As for the above-expectations surge in sales, Maya pointed to other factors in addition to the real estate campaigns and reduction of citizenship limits. The campaign for the deduction of value-added tax and discount on title deed fees had previously been announced to cease on Oct. 31. Those who wanted to benefit from these reductions had to have completed their title deed procedures in October. Therefore, the surge in the sales resulted in historic highs.

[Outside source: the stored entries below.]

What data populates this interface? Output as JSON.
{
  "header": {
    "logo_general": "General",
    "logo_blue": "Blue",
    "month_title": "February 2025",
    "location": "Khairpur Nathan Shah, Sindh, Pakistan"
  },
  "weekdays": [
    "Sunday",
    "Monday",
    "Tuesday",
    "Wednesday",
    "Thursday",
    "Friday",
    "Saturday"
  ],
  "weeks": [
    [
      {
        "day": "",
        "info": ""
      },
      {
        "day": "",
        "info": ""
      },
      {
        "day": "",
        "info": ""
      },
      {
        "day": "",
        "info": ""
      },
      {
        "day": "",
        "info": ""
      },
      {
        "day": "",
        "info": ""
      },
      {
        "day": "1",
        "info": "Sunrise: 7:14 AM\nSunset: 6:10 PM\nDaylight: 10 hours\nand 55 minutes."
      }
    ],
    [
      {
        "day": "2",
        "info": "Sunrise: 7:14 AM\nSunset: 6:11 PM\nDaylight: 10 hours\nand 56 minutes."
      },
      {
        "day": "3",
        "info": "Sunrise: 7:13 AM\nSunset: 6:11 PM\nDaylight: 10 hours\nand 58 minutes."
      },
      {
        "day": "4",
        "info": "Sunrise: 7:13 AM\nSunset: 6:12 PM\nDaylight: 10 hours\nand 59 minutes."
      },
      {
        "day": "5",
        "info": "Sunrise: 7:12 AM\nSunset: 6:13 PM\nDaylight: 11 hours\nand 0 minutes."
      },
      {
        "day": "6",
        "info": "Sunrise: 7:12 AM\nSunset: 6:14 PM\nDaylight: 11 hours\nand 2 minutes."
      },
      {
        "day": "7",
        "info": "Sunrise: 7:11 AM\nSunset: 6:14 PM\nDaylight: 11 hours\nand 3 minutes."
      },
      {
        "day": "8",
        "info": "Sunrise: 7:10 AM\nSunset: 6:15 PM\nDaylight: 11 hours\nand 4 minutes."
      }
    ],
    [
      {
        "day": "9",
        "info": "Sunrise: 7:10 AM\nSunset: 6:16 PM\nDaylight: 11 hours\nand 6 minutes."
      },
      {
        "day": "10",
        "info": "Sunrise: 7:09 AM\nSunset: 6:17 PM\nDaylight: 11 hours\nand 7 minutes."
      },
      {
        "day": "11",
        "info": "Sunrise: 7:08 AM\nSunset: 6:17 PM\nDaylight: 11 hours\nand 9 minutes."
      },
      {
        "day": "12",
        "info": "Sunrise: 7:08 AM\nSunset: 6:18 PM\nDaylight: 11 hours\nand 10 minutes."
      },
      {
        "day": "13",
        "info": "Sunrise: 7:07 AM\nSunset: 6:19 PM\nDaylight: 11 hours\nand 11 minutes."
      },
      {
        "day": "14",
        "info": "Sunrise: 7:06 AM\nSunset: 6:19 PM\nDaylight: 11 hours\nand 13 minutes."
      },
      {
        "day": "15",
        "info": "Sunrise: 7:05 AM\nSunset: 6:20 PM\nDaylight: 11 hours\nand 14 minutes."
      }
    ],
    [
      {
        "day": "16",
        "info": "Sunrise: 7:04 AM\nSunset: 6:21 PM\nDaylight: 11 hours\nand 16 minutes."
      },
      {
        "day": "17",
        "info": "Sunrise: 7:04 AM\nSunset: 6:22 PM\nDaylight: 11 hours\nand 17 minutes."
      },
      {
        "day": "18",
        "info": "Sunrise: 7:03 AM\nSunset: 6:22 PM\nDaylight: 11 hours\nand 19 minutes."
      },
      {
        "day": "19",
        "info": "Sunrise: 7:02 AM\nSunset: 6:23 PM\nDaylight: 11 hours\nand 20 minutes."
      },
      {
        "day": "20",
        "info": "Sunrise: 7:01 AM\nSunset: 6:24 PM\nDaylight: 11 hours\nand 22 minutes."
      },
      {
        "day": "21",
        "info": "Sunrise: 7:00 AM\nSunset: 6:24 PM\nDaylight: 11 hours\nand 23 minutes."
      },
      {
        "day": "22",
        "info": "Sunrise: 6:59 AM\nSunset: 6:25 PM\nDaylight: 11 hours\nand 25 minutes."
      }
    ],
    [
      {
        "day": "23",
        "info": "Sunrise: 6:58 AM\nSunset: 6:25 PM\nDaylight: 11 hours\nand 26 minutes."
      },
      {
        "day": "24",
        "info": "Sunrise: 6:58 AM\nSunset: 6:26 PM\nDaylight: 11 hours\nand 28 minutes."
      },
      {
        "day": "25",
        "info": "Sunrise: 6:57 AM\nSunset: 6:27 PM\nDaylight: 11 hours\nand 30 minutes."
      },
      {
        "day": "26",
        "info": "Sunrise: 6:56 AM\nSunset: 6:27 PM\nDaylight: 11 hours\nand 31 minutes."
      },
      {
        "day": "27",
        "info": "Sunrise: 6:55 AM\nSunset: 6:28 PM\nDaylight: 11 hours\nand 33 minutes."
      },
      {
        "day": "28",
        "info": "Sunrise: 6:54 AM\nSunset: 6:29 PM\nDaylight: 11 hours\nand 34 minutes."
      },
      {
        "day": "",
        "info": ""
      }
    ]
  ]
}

In a bid to boost property sales, the government lowered value-added tax from 18 percent to 8 percent and title deed fees to 3 percent from 4 percent. Treasury and Finance Minister Berat Albayrak announced the renewal of the campaign on Oct. 31, extending it to the end of the year.
Leading real estate firms also launched a comprehensive campaign that lasted from Aug. 31 to Oct. 31 to increase their sales. The campaign included an interest rate support for real estate loans, discount on prices and eased down payment conditions.
Association of Housing Developers and Investors Association (KONUTDER) Chair and Sur Yapı Chair Altan Elmas evaluated the housing sales to foreigners and drew attention to the consecutive records of the sector.
Elmas said that the sector will generate $6 billion from housing sales to foreigners and eyes to reach $10 billion next year. He noted that providing Eximbank loans for the real estate sector and supporting overseas promotion activities will certainly further reinforce the sector, raising sales to foreign buyers.
Nazmi Durbakayım, the head of the Istanbul Constructors’ Association (İNDER), stressed the increasing demand of foreigners in the Turkish real estate market. He also noted that the sales to foreigners is likely to exceed 40,000. So far, Durbakayım added, the real estate developers have earned more than $4 billion from sales to foreign buyers.
The İNDER chairman said the sector’s aim is to reach $15 billion in sales to foreigners and this target could be more easily achieved if housing sales to foreigners are categorized as exports and appropriate loans are provided for the sector. He also highlighted that the reduction of citizenship limit to $250,000 from $1 million in September has been an important trigger in fueling foreign purchases.
The Turkish government reduced the limits for foreigners to acquire Turkish citizenship to encourage investment, according to new regulations published in the country’s Official Gazette on Sept. 19.
Accordingly, foreigners who own real estate in Turkey worth a minimum of $250,000, instead of a previous limit of $1 million, can now avail Turkish citizenship. Turkey’s housing sales to foreigners have presented an upward trend since 2012, the year when parliamentary law made it easier for foreign investors to purchase real estate in the country.
Even though the amendment which offered citizenship to foreigners via four types of investment choices, including a real estate investment of $1 million had contributed to increasing real estate sales to foreigners last year, the representatives of leading real estate providers on a number of occasions emphatically suggested that the $1 million bar should be reduced on the grounds that it will further encourage sales and foster growth in the construction sector.